If you expect prices to rise, what hedging tactics could preserve exposure? We have assembled a list of trading tactics that could increase floating-price risk.
Please note some of these are dangerous and not recommended. Others could be interpreted as speculative, rather than hedges, if done in isolation and not as a way to adjust an existing hedging portfolio.
In all these examples, the charts display the intrinsic value of the structure, but they do not show the cost or benefit of any option premia paid or earned. We address the premia in the text.
Tactic #1: Buy Back Existing Swaps – Remove the hedge. Counterparty applies the MtM gain (loss) to a new hedge, or payment is made.
In the chart below, the red shaded portion represents the incremental downside risk the trade provides, while the green represents the upside participation gained.
Benefit – Upside exposure increases on a portfolio level, even if existing swaps remain on the books. You get to participate in a rally for the bought barrels.
Danger – Zero downside protection remains on the volumes bought back. Downside exposure is increased, and some lending agreements may not allow this strategy if it brings a portfolio out of compliance.
Tactic #2: Sell put options – Earn a premium by increasing your exposure to low prices.
In the chart below, the red shaded portion represents the downside protection lost by utilizing this tactic. Typically, we would not recommend utilizing trades that remove downside protection.
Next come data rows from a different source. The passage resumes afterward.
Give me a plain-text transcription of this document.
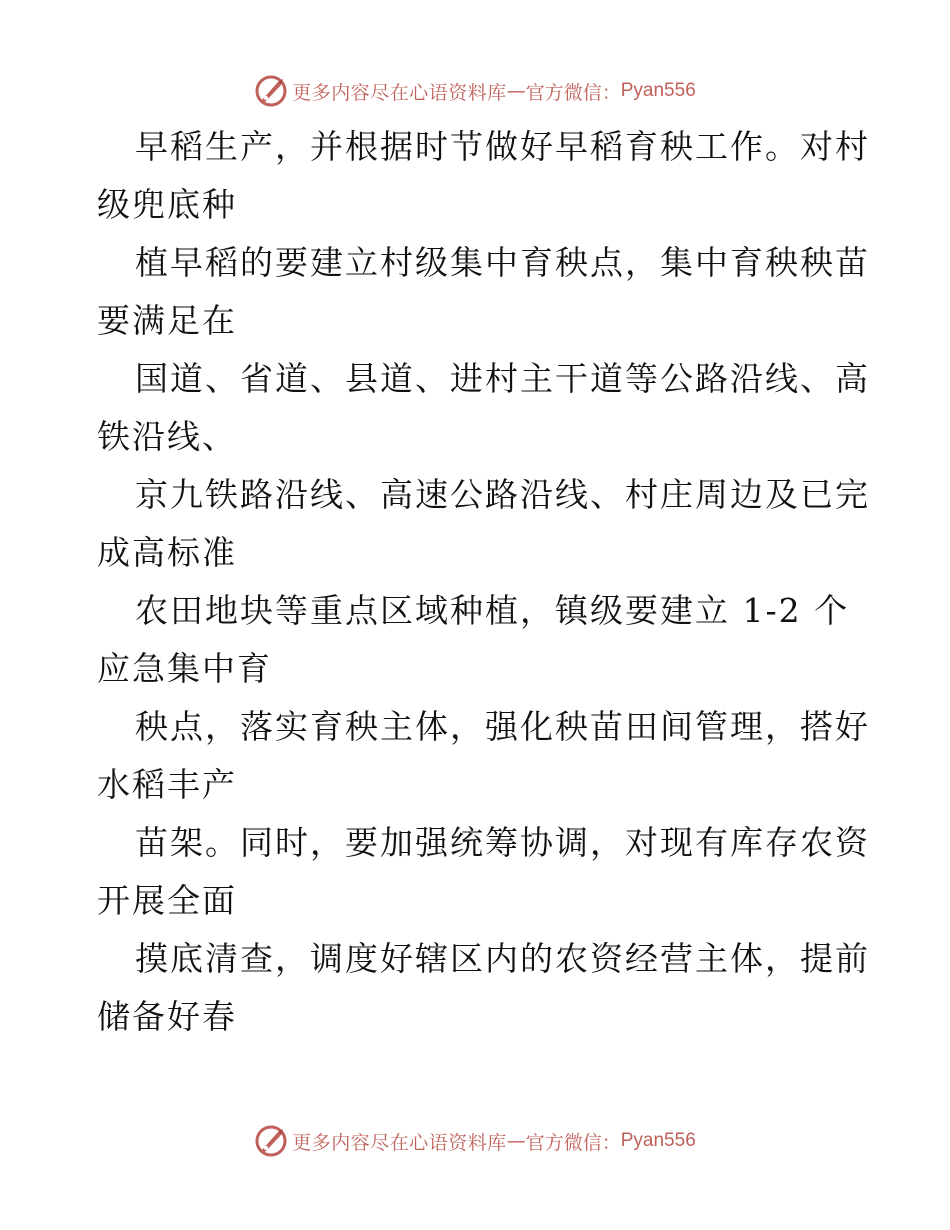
更多内容尽在心语资料库 — 官方微信： Pyan556
早稻生产，并根据时节做好早稻育秧工作。对村
级兜底种
植早稻的要建立村级集中育秧点，集中育秧秧苗
要满足在
国道、省道、县道、进村主干道等公路沿线、高
铁沿线、
京九铁路沿线、高速公路沿线、村庄周边及已完
成高标准
农田地块等重点区域种植，镇级要建立 1-2 个
应急集中育
秧点，落实育秧主体，强化秧苗田间管理，搭好
水稻丰产
苗架。同时，要加强统筹协调，对现有库存农资
开展全面
摸底清查，调度好辖区内的农资经营主体，提前
储备好春
更多内容尽在心语资料库 — 官方微信： Pyan556
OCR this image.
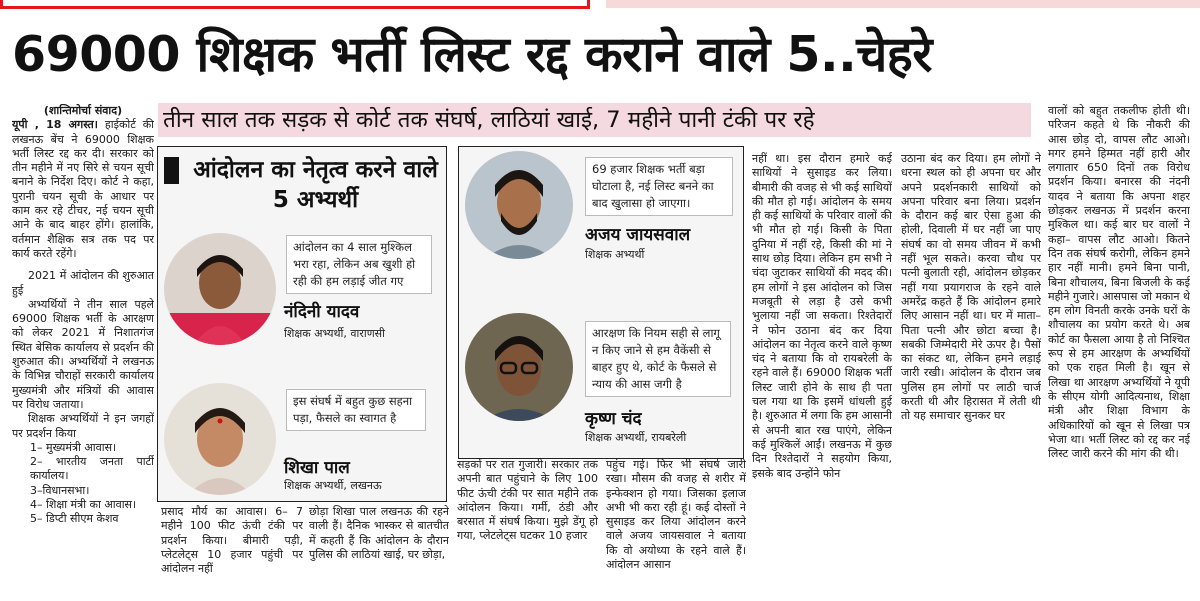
69000 शिक्षक भर्ती लिस्ट रद्द कराने वाले 5..चेहरे
तीन साल तक सड़क से कोर्ट तक संघर्ष, लाठियां खाई, 7 महीने पानी टंकी पर रहे
(शान्तिमोर्चा संवाद)

यूपी , 18 अगस्त। हाईकोर्ट की लखनऊ बेंच ने 69000 शिक्षक भर्ती लिस्ट रद्द कर दी। सरकार को तीन महीने में नए सिरे से चयन सूची बनाने के निर्देश दिए। कोर्ट ने कहा, पुरानी चयन सूची के आधार पर काम कर रहे टीचर, नई चयन सूची आने के बाद बाहर होंगे। हालांकि, वर्तमान शैक्षिक सत्र तक पद पर कार्य करते रहेंगे।

2021 में आंदोलन की शुरुआत हुई

अभ्यर्थियों ने तीन साल पहले 69000 शिक्षक भर्ती के आरक्षण को लेकर 2021 में निशातगंज स्थित बेसिक कार्यालय से प्रदर्शन की शुरुआत की। अभ्यर्थियों ने लखनऊ के विभिन्न चौराहों सरकारी कार्यालय मुख्यमंत्री और मंत्रियों की आवास पर विरोध जताया।

शिक्षक अभ्यर्थियों ने इन जगहों पर प्रदर्शन किया

1– मुख्यमंत्री आवास।
2– भारतीय जनता पार्टी कार्यालय।
3–विधानसभा।
4– शिक्षा मंत्री का आवास।
5– डिप्टी सीएम केशव
आंदोलन का नेतृत्व करने वाले 5 अभ्यर्थी
आंदोलन का 4 साल मुश्किल भरा रहा, लेकिन अब खुशी हो रही की हम लड़ाई जीत गए
नंदिनी यादव
शिक्षक अभ्यर्थी, वाराणसी
इस संघर्ष में बहुत कुछ सहना पड़ा, फैसले का स्वागत है
शिखा पाल
शिक्षक अभ्यर्थी, लखनऊ
69 हजार शिक्षक भर्ती बड़ा घोटाला है, नई लिस्ट बनने का बाद खुलासा हो जाएगा।
अजय जायसवाल
शिक्षक अभ्यर्थी
आरक्षण कि नियम सही से लागू न किए जाने से हम वैकेंसी से बाहर हुए थे, कोर्ट के फैसले से न्याय की आस जगी है
कृष्ण चंद
शिक्षक अभ्यर्थी, रायबरेली
प्रसाद मौर्य का आवास। 6– 7 महीने 100 फीट ऊंची टंकी पर प्रदर्शन किया। बीमारी पड़ी, प्लेटलेट्स 10 हजार पहुंची पर आंदोलन नहीं
छोड़ा शिखा पाल लखनऊ की रहने वाली हैं। दैनिक भास्कर से बातचीत में कहती हैं कि आंदोलन के दौरान पुलिस की लाठियां खाई, घर छोड़ा,
सड़कों पर रात गुजारी। सरकार तक अपनी बात पहुंचाने के लिए 100 फीट ऊंची टंकी पर सात महीने तक आंदोलन किया। गर्मी, ठंडी और बरसात में संघर्ष किया। मुझे डेंगू हो गया, प्लेटलेट्स घटकर 10 हजार
पहुंच गई। फिर भी संघर्ष जारी रखा। मौसम की वजह से शरीर में इन्फेक्शन हो गया। जिसका इलाज अभी भी करा रही हूं। कई दोस्तों ने सुसाइड कर लिया आंदोलन करने वाले अजय जायसवाल ने बताया कि वो अयोध्या के रहने वाले हैं। आंदोलन आसान
नहीं था। इस दौरान हमारे कई साथियों ने सुसाइड कर लिया। बीमारी की वजह से भी कई साथियों की मौत हो गई। आंदोलन के समय ही कई साथियों के परिवार वालों की भी मौत हो गई। किसी के पिता दुनिया में नहीं रहे, किसी की मां ने साथ छोड़ दिया। लेकिन हम सभी ने चंदा जुटाकर साथियों की मदद की। हम लोगों ने इस आंदोलन को जिस मजबूती से लड़ा है उसे कभी भुलाया नहीं जा सकता। रिश्तेदारों ने फोन उठाना बंद कर दिया आंदोलन का नेतृत्व करने वाले कृष्ण चंद ने बताया कि वो रायबरेली के रहने वाले हैं। 69000 शिक्षक भर्ती लिस्ट जारी होने के साथ ही पता चल गया था कि इसमें धांधली हुई है। शुरुआत में लगा कि हम आसानी से अपनी बात रख पाएंगे, लेकिन कई मुश्किलें आईं। लखनऊ में कुछ दिन रिश्तेदारों ने सहयोग किया, इसके बाद उन्होंने फोन
उठाना बंद कर दिया। हम लोगों ने धरना स्थल को ही अपना घर और अपने प्रदर्शनकारी साथियों को अपना परिवार बना लिया। प्रदर्शन के दौरान कई बार ऐसा हुआ की होली, दिवाली में घर नहीं जा पाए संघर्ष का वो समय जीवन में कभी नहीं भूल सकते। करवा चौथ पर पत्नी बुलाती रही, आंदोलन छोड़कर नहीं गया प्रयागराज के रहने वाले अमरेंद्र कहते हैं कि आंदोलन हमारे लिए आसान नहीं था। घर में माता–पिता पत्नी और छोटा बच्चा है। सबकी जिम्मेदारी मेरे ऊपर है। पैसों का संकट था, लेकिन हमने लड़ाई जारी रखी। आंदोलन के दौरान जब पुलिस हम लोगों पर लाठी चार्ज करती थी और हिरासत में लेती थी तो यह समाचार सुनकर घर
वालों को बहुत तकलीफ होती थी। परिजन कहते थे कि नौकरी की आस छोड़ दो, वापस लौट आओ। मगर हमने हिम्मत नहीं हारी और लगातार 650 दिनों तक विरोध प्रदर्शन किया। बनारस की नंदनी यादव ने बताया कि अपना शहर छोड़कर लखनऊ में प्रदर्शन करना मुश्किल था। कई बार घर वालों ने कहा– वापस लौट आओ। कितने दिन तक संघर्ष करोगी, लेकिन हमने हार नहीं मानी। हमने बिना पानी, बिना शौचालय, बिना बिजली के कई महीने गुजारे। आसपास जो मकान थे हम लोग विनती करके उनके घरों के शौचालय का प्रयोग करते थे। अब कोर्ट का फैसला आया है तो निश्चित रूप से हम आरक्षण के अभ्यर्थियों को एक राहत मिली है। खून से लिखा था आरक्षण अभ्यर्थियों ने यूपी के सीएम योगी आदित्यनाथ, शिक्षा मंत्री और शिक्षा विभाग के अधिकारियों को खून से लिखा पत्र भेजा था। भर्ती लिस्ट को रद्द कर नई लिस्ट जारी करने की मांग की थी।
However, the proceeds from selling puts could be used to adjust a hedge, perhaps to uplift a floor or cap.
Benefit – Small premium earned, which could be divested into paying for structures that would allow upside participation.
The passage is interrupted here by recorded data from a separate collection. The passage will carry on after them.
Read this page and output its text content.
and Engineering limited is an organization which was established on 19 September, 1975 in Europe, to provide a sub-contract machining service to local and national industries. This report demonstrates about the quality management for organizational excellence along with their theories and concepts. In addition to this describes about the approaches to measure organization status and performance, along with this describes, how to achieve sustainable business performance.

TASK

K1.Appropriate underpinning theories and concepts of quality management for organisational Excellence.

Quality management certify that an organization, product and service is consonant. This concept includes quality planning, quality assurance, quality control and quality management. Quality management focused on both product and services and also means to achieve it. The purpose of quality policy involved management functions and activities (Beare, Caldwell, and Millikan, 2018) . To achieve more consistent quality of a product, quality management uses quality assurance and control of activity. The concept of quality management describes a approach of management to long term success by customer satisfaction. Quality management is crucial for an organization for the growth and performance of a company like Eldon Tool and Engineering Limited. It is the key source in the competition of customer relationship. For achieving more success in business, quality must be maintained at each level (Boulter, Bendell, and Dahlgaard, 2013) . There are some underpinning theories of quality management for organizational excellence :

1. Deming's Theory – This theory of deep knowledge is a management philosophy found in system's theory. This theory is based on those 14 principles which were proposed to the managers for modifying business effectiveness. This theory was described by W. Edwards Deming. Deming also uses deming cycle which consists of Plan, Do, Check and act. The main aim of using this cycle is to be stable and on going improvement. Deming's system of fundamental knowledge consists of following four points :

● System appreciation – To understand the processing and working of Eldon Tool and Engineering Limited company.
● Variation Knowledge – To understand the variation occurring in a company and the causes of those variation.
Danger – It doubles your risk if prices were to fall below your strike.
Tactic #3: Buy Call option or Call Spread – Purchase exposure to prices above the market. If a call is purchased with a strike price of an existing swap, this can create a synthetic put, which would allow total upside participation while maintaining downside protection. Still, this could be expensive.
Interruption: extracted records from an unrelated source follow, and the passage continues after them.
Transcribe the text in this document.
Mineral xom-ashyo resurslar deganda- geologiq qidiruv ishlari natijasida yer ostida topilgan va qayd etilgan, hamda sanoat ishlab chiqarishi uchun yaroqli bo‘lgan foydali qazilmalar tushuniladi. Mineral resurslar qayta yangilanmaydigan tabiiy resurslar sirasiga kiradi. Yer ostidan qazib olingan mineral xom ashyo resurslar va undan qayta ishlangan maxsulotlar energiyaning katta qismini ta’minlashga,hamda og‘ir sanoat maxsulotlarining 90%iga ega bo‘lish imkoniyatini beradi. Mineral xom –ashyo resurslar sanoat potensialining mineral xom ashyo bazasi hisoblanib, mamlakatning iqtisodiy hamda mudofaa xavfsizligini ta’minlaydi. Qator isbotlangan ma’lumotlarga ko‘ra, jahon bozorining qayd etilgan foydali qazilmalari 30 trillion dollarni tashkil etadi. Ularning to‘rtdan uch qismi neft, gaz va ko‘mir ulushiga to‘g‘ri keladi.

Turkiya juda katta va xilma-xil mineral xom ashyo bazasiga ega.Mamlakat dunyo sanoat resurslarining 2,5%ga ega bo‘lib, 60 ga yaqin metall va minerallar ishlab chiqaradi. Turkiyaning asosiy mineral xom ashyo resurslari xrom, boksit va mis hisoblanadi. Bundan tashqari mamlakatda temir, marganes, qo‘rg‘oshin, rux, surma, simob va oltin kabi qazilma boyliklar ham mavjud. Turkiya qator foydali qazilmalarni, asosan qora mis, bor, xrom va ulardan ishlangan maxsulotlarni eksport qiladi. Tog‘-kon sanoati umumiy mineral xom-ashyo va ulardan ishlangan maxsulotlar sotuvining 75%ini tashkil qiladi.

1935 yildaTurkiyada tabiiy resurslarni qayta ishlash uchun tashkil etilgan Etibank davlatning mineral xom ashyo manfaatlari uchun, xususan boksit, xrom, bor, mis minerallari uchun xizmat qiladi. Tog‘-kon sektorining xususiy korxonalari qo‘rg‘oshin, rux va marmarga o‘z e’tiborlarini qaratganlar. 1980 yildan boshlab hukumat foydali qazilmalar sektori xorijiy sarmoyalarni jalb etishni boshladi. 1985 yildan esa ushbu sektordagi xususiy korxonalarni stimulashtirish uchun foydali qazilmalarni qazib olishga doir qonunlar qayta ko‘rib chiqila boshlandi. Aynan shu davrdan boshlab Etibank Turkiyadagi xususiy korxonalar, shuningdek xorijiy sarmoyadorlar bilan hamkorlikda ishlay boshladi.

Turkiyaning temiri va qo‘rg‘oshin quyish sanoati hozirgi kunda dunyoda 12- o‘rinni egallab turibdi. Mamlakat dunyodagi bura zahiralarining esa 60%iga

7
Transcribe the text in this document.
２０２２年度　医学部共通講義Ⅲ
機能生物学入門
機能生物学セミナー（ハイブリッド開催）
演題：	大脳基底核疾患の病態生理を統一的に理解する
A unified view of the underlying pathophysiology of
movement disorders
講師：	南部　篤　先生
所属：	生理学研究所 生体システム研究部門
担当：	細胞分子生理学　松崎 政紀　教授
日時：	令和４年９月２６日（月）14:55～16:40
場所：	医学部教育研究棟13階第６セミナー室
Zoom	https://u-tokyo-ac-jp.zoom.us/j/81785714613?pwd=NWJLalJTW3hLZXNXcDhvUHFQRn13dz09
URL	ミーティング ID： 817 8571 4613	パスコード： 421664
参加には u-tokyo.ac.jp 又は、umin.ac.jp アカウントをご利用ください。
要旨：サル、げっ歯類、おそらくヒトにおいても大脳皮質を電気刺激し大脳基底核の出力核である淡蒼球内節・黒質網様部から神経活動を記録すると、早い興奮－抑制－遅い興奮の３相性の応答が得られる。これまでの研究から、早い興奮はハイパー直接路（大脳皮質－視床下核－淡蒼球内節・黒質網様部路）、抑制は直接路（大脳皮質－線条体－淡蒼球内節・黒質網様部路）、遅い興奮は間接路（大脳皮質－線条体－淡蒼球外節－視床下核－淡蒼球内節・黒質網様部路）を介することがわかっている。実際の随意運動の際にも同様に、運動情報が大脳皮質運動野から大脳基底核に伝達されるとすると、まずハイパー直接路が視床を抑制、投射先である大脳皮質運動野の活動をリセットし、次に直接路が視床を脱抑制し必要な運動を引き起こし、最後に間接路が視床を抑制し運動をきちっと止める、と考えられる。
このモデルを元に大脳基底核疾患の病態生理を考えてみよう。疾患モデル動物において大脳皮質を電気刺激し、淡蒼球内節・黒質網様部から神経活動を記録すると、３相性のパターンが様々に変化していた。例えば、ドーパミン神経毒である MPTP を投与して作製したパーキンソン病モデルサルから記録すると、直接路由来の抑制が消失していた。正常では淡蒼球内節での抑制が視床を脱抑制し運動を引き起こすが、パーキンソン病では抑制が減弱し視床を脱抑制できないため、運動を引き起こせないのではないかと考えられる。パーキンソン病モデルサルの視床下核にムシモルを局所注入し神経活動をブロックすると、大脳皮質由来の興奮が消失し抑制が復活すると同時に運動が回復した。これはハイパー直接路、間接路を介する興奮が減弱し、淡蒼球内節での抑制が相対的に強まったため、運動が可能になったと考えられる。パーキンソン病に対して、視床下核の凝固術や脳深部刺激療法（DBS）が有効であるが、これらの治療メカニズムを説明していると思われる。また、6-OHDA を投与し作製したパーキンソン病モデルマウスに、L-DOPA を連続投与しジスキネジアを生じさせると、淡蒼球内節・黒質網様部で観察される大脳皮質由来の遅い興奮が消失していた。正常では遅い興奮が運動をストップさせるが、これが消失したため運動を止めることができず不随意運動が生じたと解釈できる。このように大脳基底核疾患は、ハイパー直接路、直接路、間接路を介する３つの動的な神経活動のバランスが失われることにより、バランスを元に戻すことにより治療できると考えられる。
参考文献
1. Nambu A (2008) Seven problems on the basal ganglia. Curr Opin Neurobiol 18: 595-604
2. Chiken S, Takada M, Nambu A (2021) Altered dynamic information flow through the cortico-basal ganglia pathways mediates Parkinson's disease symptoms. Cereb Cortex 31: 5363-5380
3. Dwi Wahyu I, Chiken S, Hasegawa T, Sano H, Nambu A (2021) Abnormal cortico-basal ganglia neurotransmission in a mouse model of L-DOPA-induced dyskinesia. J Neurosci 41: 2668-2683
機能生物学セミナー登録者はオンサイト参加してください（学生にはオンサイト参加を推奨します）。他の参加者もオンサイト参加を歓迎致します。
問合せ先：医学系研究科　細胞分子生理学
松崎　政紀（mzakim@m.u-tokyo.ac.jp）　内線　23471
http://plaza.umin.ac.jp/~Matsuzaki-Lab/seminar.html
In the chart below, the green shaded portion represents the upside exposure gained by utilizing this structure. The long call helps increase upside participation but can be expensive on its own. If a call is sold above the bought call, it would help offset the premium but limits the upside participation to the market price minus the spread between the legs of the call spread.
Benefit – Losses are limited to the premium paid and tailored to your point of view on prices.
Danger – Expensive; Can be interpreted as speculative.
Tactic #4: Collars (Costless or Enhanced) – Sell a call option and use the proceeds to buy a put option.
The chart shows the mechanics of a costless collar and how a producer could take advantage of price fluctuation in between the “floor” and “cap”. Aside from swaps, a costless collar is one of the most commonly used hedging strategies. However, if you believe prices will rise there are a few ways to tailor the structure to achieve your hedging goals such as paying a small premium for an enhanced collar.
Benefit – Good, straightforward protection; Can gain more upside by purchasing a higher cap (enhanced) or lowering the floor.
Danger – Very little if the floor is set appropriately.
Tactic #5: Three-way Costless Collar – Take on some downside risk for a higher cap/ceiling.
The chart shows the upside gained and downside protection lost by this structure, as compared to an ordinary (two-way) collar. The 3-way collar allows you to gain upside without having to pay a premium but technically your downside protection will be limited to the spread between the put options.
Benefit – Costless; increases exposure to higher prices than does a collar.
Danger – Downside protection is lowered.
Tactic #6: “Rally” Collar – Combine a collar with a higher call option
The chart shows the upside gained from a rally collar, though at a cost of the premium of the call option. A rally collar is an attractive, albeit expensive strategy that allows producers greater upside participation.
Benefit – Maintains downside protection with a floor and gains exposure if prices move much higher. It can be costless.
Danger – Net cost is higher than a vanilla collar.